We had set ‘Jane’ to take us via the shortest route which always involves a lot of narrow lanes and farm roads, and as a result, we came across a remarkable little park on the site of the origin of the Sompteuse River. A small hill slopes down to an area where the many springs have been channeled into two wash houses and an extraordinary oval pool, before rushing away in to the valley below. The area around has been cleared and someone has planted many varieties of hydrangeas in beds, with a placard listing them all. It must look amazing when they are all in flower. This was near a small village called Sompt. But we couldn’t waste too much time, so on we went to the chateau.
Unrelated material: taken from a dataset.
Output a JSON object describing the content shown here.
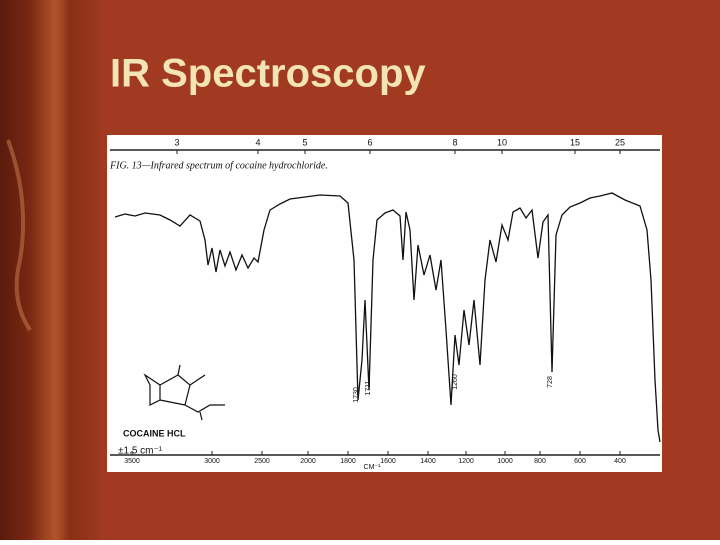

We were very lucky to find that an English-speaking guide had started to work there just that day and we were her first tourists.
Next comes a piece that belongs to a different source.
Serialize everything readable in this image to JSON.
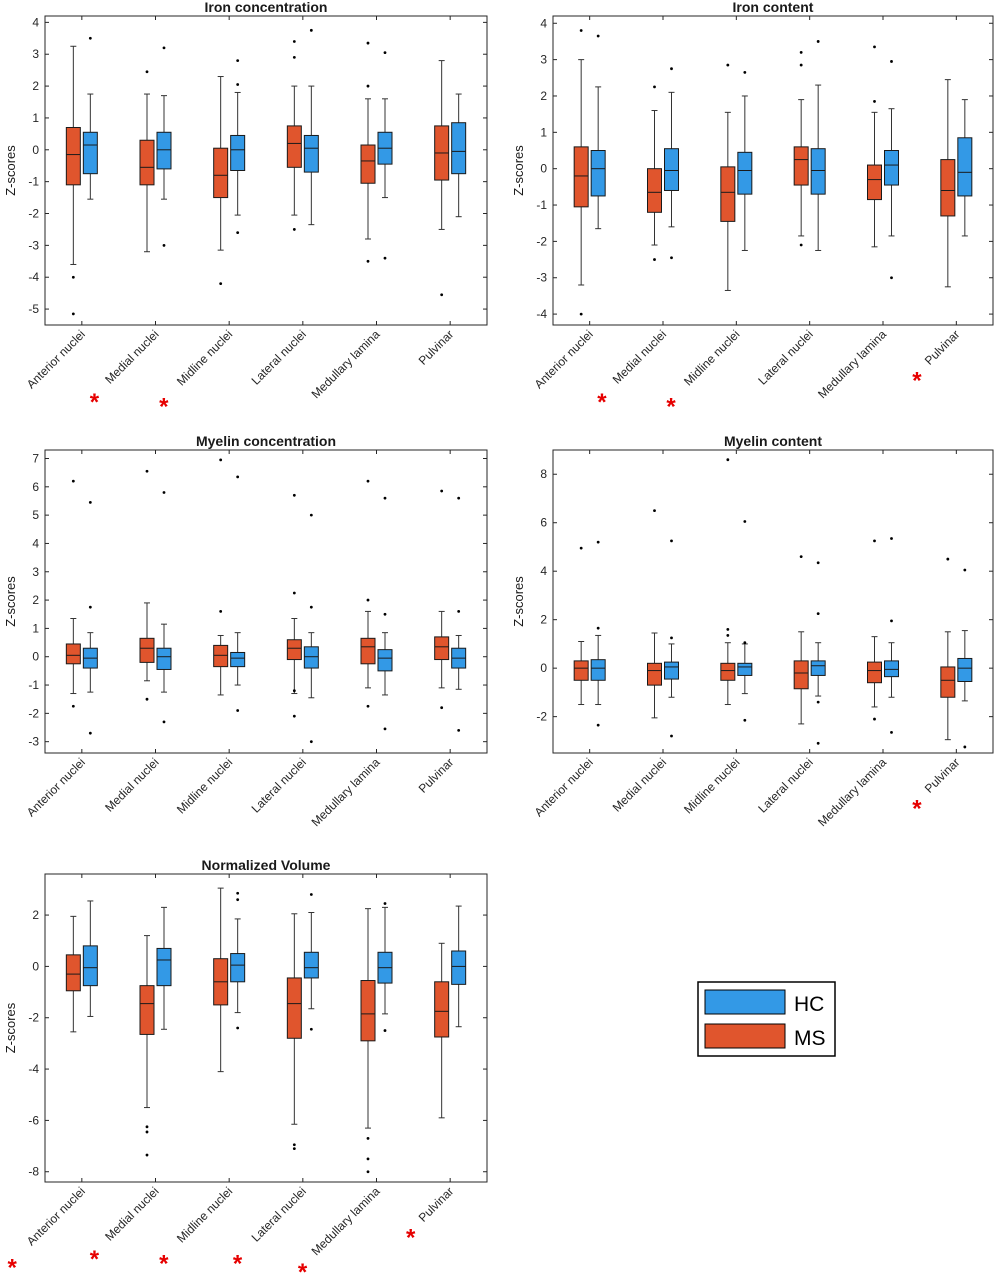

The Renaissance-style chateau is built on a small island in the Boutonne River, which may have been a good idea from a defence point of view, when it was built in 995 AD (!!) but it has been at the mercy of the river ever since then, with frequent flooding and marshy ground underfoot taking their toll. The last and almost final disaster to strike was a terrible fire in 1992 which nearly destroyed the whole place. The village folk rallied round and most of the 17th century furniture was saved, including some incredible 18th century tapestries and some priceless artwork. The chateau has been rebuilt several times in its life, but the present building dates from about 1550 AD. The ground floor is mainly reception rooms and the kitchen, with bedrooms and sitting rooms on the first floor, while the enormous attic space houses a collection of artefacts from all around the world, collected by one or another of the owners at various times. And then there are the gardens. Once beautifully laid out formal gardens, they went through a period of neglect and flooding and are only now being restored Perfectly clipped hedges form a labyrinthine maze to the rear of the chateau, while behind that is a long curved hedge with arches cut in it. Behind each arch stands a perfectly formed ball shaped shrub, and the disciplined rows of planted woodland taper off into the distance. Keeping it looking like it does must involve a huge amount of work, and expense, in a country where workers are few and labour costs plenty.
The only really good day of the week was Sunday so we leapt into the car and pointed the nose east. We had been asked to go and find a motor-racing circuit known as Val de Vienne about 45 kilometres away and to report back on the facilities. We were not impressed with ‘Jane’ as she had never heard of it,  but we asked her for the nearest town and then found it ourselves – eventually. Seemingly in the middle of nowhere this track appears to be well-maintained and well-used. There was a motor-cycle meeting on the go when we arrived, so we got out to have a look. Was that ever a mistake?? The wind, from which we had been protected while in the car, was absolutely icy and although we both had on fleeces over our jerseys, it was just too cold to sit and watch the racers with any sort of enjoyment.

On the way home we stopped briefly at St Martin l’Ars when we caught sight of a splendid chateau through the trees. But once again, it proved to be a derelict building looking very sad and forgotten. One can only guess at the wealth that the original owners must have had to own and run a place of this size. Obviously the current owners are unable to do so. So sad.